The vO2S correlated mildly but significantly with the visual acuity. This inverse correlation, where increased visual acuity was associated with lower vO2S levels, could also be explained by increasing O2 consumption as retinal cells restore their function achieving a better BCVA, independent of the central retinal thickness and the anatomical progression of the central retina. It is well known that oxygen consumption is higher in the parafoveal retina compared with the peripheral retina and it even increases in case of hypoxia which is a main component of the pathophysiology of DME [21]. As to our knowledge, our study is the first to report the correlations of the O2S with functional (BCVA) and anatomical (CRT) parameters and to show a significant correlation of the changing vO2S with the visual acuity.
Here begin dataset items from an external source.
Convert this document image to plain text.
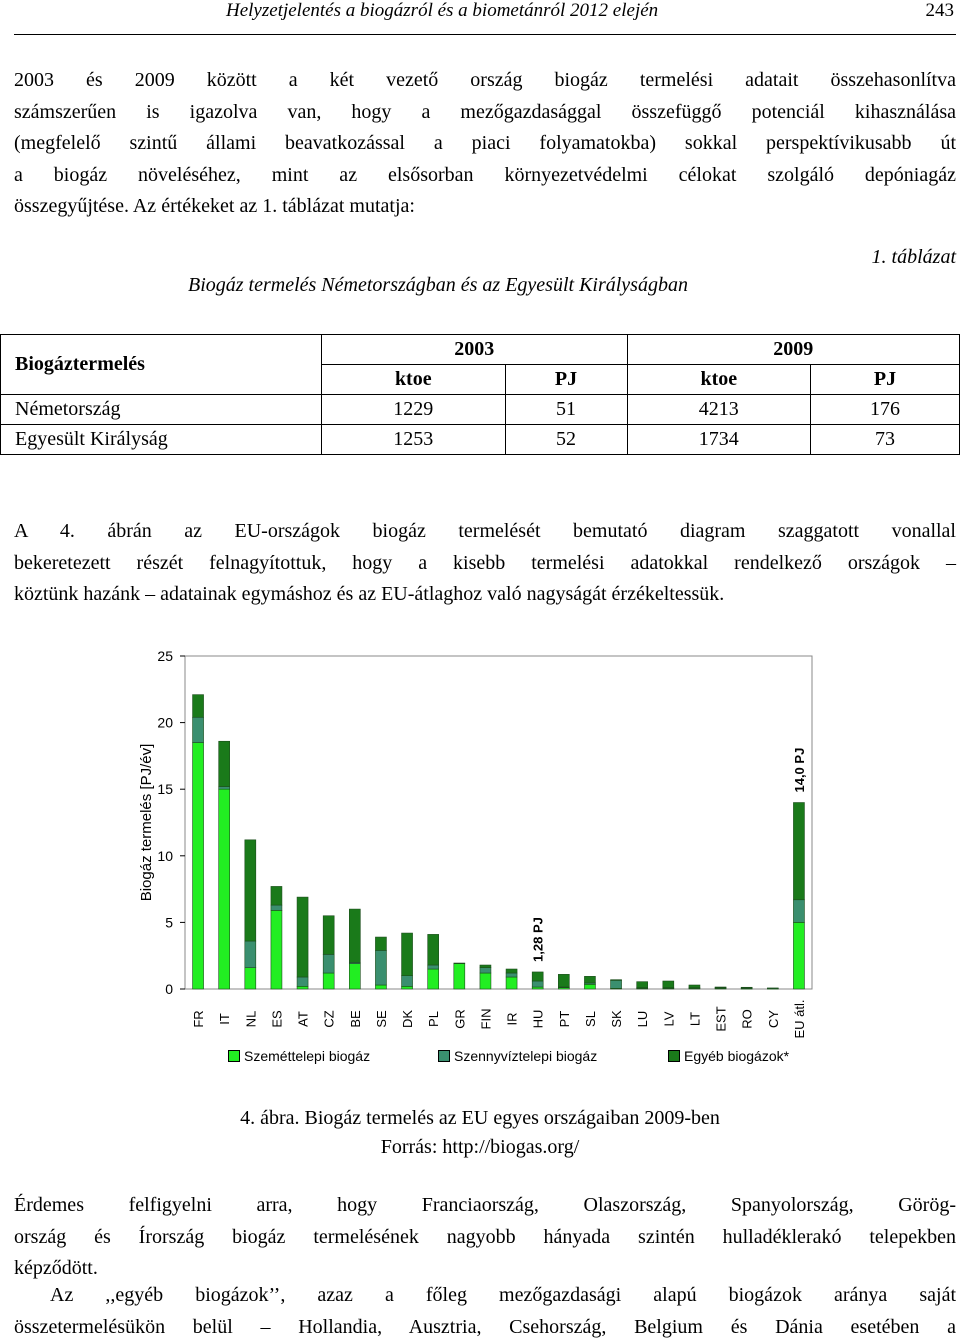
Helyzetjelentés a biogázról és a biometánról 2012 elején	243
2003 és 2009 között a két vezető ország biogáz termelési adatait összehasonlítva
számszerűen is igazolva van, hogy a mezőgazdasággal összefüggő potenciál kihasználása
(megfelelő szintű állami beavatkozással a piaci folyamatokba) sokkal perspektívikusabb út
a biogáz növeléséhez, mint az elsősorban környezetvédelmi célokat szolgáló depóniagáz
összegyűjtése. Az értékeket az 1. táblázat mutatja:
1. táblázat
Biogáz termelés Németországban és az Egyesült Királyságban
Biogáztermelés	2003		2009	
	ktoe	PJ	ktoe	PJ
Németország	1229	51	4213	176
Egyesült Királyság	1253	52	1734	73
A 4. ábrán az EU-országok biogáz termelését bemutató diagram szaggatott vonallal
bekeretezett részét felnagyítottuk, hogy a kisebb termelési adatokkal rendelkező országok –
köztünk hazánk – adatainak egymáshoz és az EU-átlaghoz való nagyságát érzékeltessük.
0
5
10
15
20
25
Biogáz termelés [PJ/év]
FR IT NL ES AT CZ BE SE DK PL GR FIN IR HU PT SL SK LU LV LT EST RO CY EU átl.
1,28 PJ
14,0 PJ
Szeméttelepi biogáz	Szennyvíztelepi biogáz	Egyéb biogázok*
4. ábra. Biogáz termelés az EU egyes országaiban 2009-ben
Forrás: http://biogas.org/
Érdemes felfigyelni arra, hogy Franciaország, Olaszország, Spanyolország, Görög-
ország és Írország biogáz termelésének nagyobb hányada szintén hulladéklerakó telepekben
képződött.
Az ,,egyéb biogázok’’, azaz a főleg mezőgazdasági alapú biogázok aránya saját
összetermelésükön belül – Hollandia, Ausztria, Csehország, Belgium és Dánia esetében a
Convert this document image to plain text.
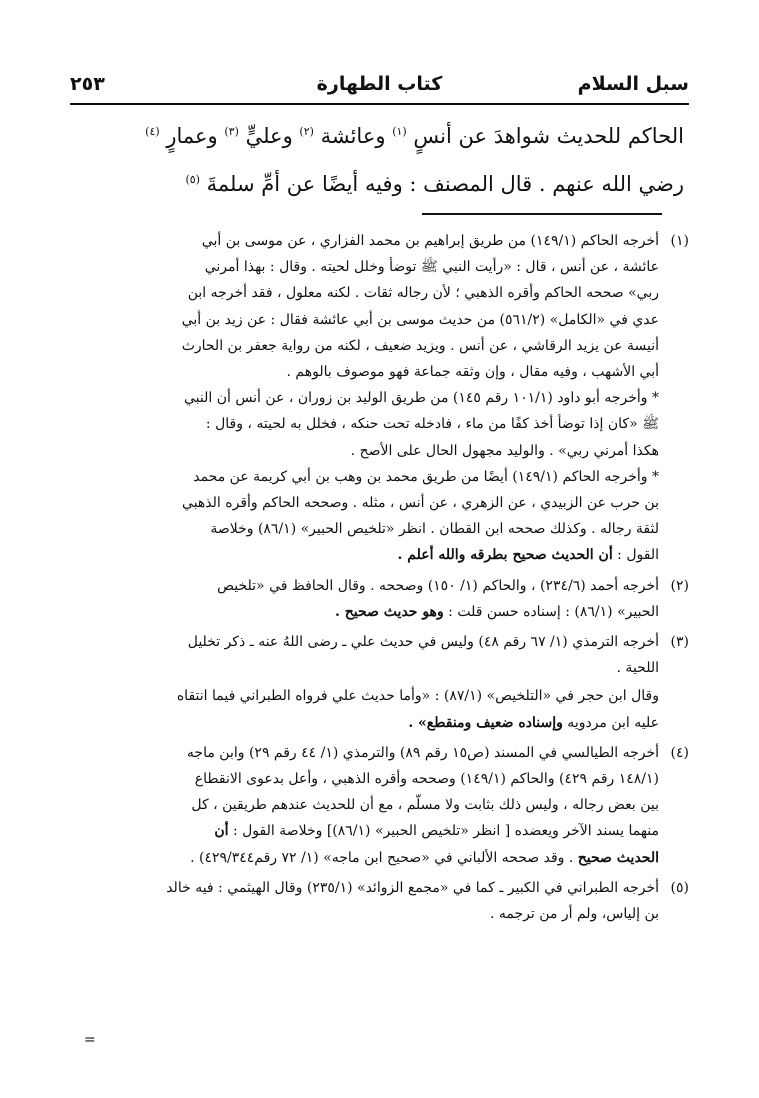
سبل السلام
كتاب الطهارة
٢٥٣
الحاكم للحديث شواهدَ عن أنسٍ $^{(١)}$ وعائشة $^{(٢)}$ وعليٍّ $^{(٣)}$ وعمارٍ $^{(٤)}$
رضي الله عنهم . قال المصنف : وفيه أيضًا عن أمِّ سلمةَ $^{(٥)}$
(١)
أخرجه الحاكم (١٤٩/١) من طريق إبراهيم بن محمد الفزاري ، عن موسى بن أبي
عائشة ، عن أنس ، قال : «رأيت النبي ﷺ توضأ وخلل لحيته . وقال : بهذا أمرني
ربي» صححه الحاكم وأقره الذهبي ؛ لأن رجاله ثقات . لكنه معلول ، فقد أخرجه ابن
عدي في «الكامل» (٥٦١/٢) من حديث موسى بن أبي عائشة فقال : عن زيد بن أبي
أنيسة عن يزيد الرقاشي ، عن أنس . ويزيد ضعيف ، لكنه من رواية جعفر بن الحارث
أبي الأشهب ، وفيه مقال ، وإن وثقه جماعة فهو موصوف بالوهم .
* وأخرجه أبو داود (١٠١/١ رقم ١٤٥) من طريق الوليد بن زوران ، عن أنس أن النبي
ﷺ «كان إذا توضأ أخذ كفًا من ماء ، فادخله تحت حنكه ، فخلل به لحيته ، وقال :
هكذا أمرني ربي» . والوليد مجهول الحال على الأصح .
* وأخرجه الحاكم (١٤٩/١) أيضًا من طريق محمد بن وهب بن أبي كريمة عن محمد
بن حرب عن الزبيدي ، عن الزهري ، عن أنس ، مثله . وصححه الحاكم وأقره الذهبي
لثقة رجاله . وكذلك صححه ابن القطان . انظر «تلخيص الحبير» (٨٦/١) وخلاصة
القول : أن الحديث صحيح بطرقه والله أعلم .
(٢)
أخرجه أحمد (٢٣٤/٦) ، والحاكم (١/ ١٥٠) وصححه . وقال الحافظ في «تلخيص
الحبير» (٨٦/١) : إسناده حسن قلت : وهو حديث صحيح .
(٣)
أخرجه الترمذي (١/ ٦٧ رقم ٤٨) وليس في حديث علي ـ رضى اللهُ عنه ـ ذكر تخليل
اللحية .
وقال ابن حجر في «التلخيص» (٨٧/١) : «وأما حديث علي فرواه الطبراني فيما انتقاه
عليه ابن مردويه وإسناده ضعيف ومنقطع» .
(٤)
أخرجه الطيالسي في المسند (ص١٥ رقم ٨٩) والترمذي (١/ ٤٤ رقم ٢٩) وابن ماجه
(١٤٨/١ رقم ٤٢٩) والحاكم (١٤٩/١) وصححه وأقره الذهبي ، وأعل بدعوى الانقطاع
بين بعض رجاله ، وليس ذلك بثابت ولا مسلّم ، مع أن للحديث عندهم طريقين ، كل
منهما يسند الآخر ويعضده [ انظر «تلخيص الحبير» (٨٦/١)] وخلاصة القول : أن
الحديث صحيح . وقد صححه الألباني في «صحيح ابن ماجه» (١/ ٧٢ رقم٤٢٩/٣٤٤) .
(٥)
أخرجه الطبراني في الكبير ـ كما في «مجمع الزوائد» (٢٣٥/١) وقال الهيثمي : فيه خالد
بن إلياس، ولم أر من ترجمه .
=
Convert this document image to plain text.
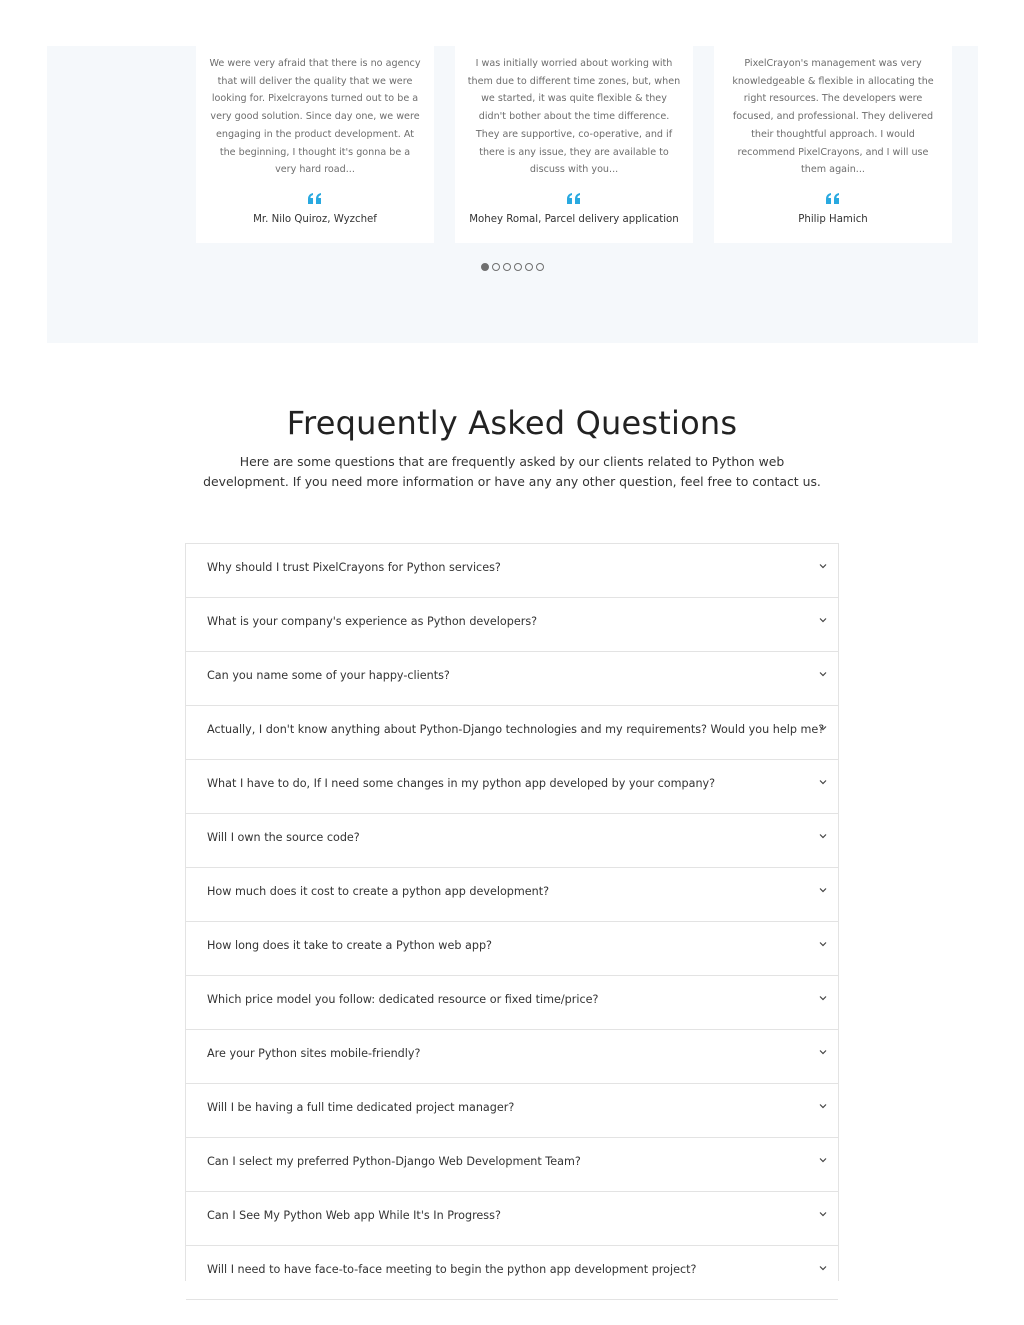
We were very afraid that there is no agency that will deliver the quality that we were looking for. Pixelcrayons turned out to be a very good solution. Since day one, we were engaging in the product development. At the beginning, I thought it's gonna be a very hard road...

Mr. Nilo Quiroz, Wyzchef

I was initially worried about working with them due to different time zones, but, when we started, it was quite flexible & they didn't bother about the time difference. They are supportive, co-operative, and if there is any issue, they are available to discuss with you...

Mohey Romal, Parcel delivery application

PixelCrayon's management was very knowledgeable & flexible in allocating the right resources. The developers were focused, and professional. They delivered their thoughtful approach. I would recommend PixelCrayons, and I will use them again...

Philip Hamich
Frequently Asked Questions

Here are some questions that are frequently asked by our clients related to Python web development. If you need more information or have any any other question, feel free to contact us.

Why should I trust PixelCrayons for Python services?
What is your company's experience as Python developers?
Can you name some of your happy-clients?
Actually, I don't know anything about Python-Django technologies and my requirements? Would you help me?
What I have to do, If I need some changes in my python app developed by your company?
Will I own the source code?
How much does it cost to create a python app development?
How long does it take to create a Python web app?
Which price model you follow: dedicated resource or fixed time/price?
Are your Python sites mobile-friendly?
Will I be having a full time dedicated project manager?
Can I select my preferred Python-Django Web Development Team?
Can I See My Python Web app While It's In Progress?
Will I need to have face-to-face meeting to begin the python app development project?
Our study has some limitations: we had a small sample of 10 eyes and studies with larger samples are needed to verify our results. Wide field fluorescein angiography or OCT-angiography was not part of our study so that we were not able to evaluate the role of re-perfusion or quantitatively grade the severity of DR in our sample although the clinical grading system which we used showed no changes of the severity of DR during study period. Still, this system does not include assessment of peripheral ischemia and its possible contribution to the changes of O2S.

Conclusion

Our study is the first to report the effect of treatment of eyes with DME with fixed treatment regimen of intravitreal aflibercept on retinal vascular O2S over a 12-month period and to describe its correlation with BCVA and CRT. Reduction of vO2S and increase of AVdO2S over the study period and its correlation with BCVA but not CRT could be explained by increased consumption of O2S in the central retina and, possibly, by a re-perfusion process. Studies with larger sample size and inclusion of wide field angiography and observing changes of DR could offer a verification and additional explanation of our findings.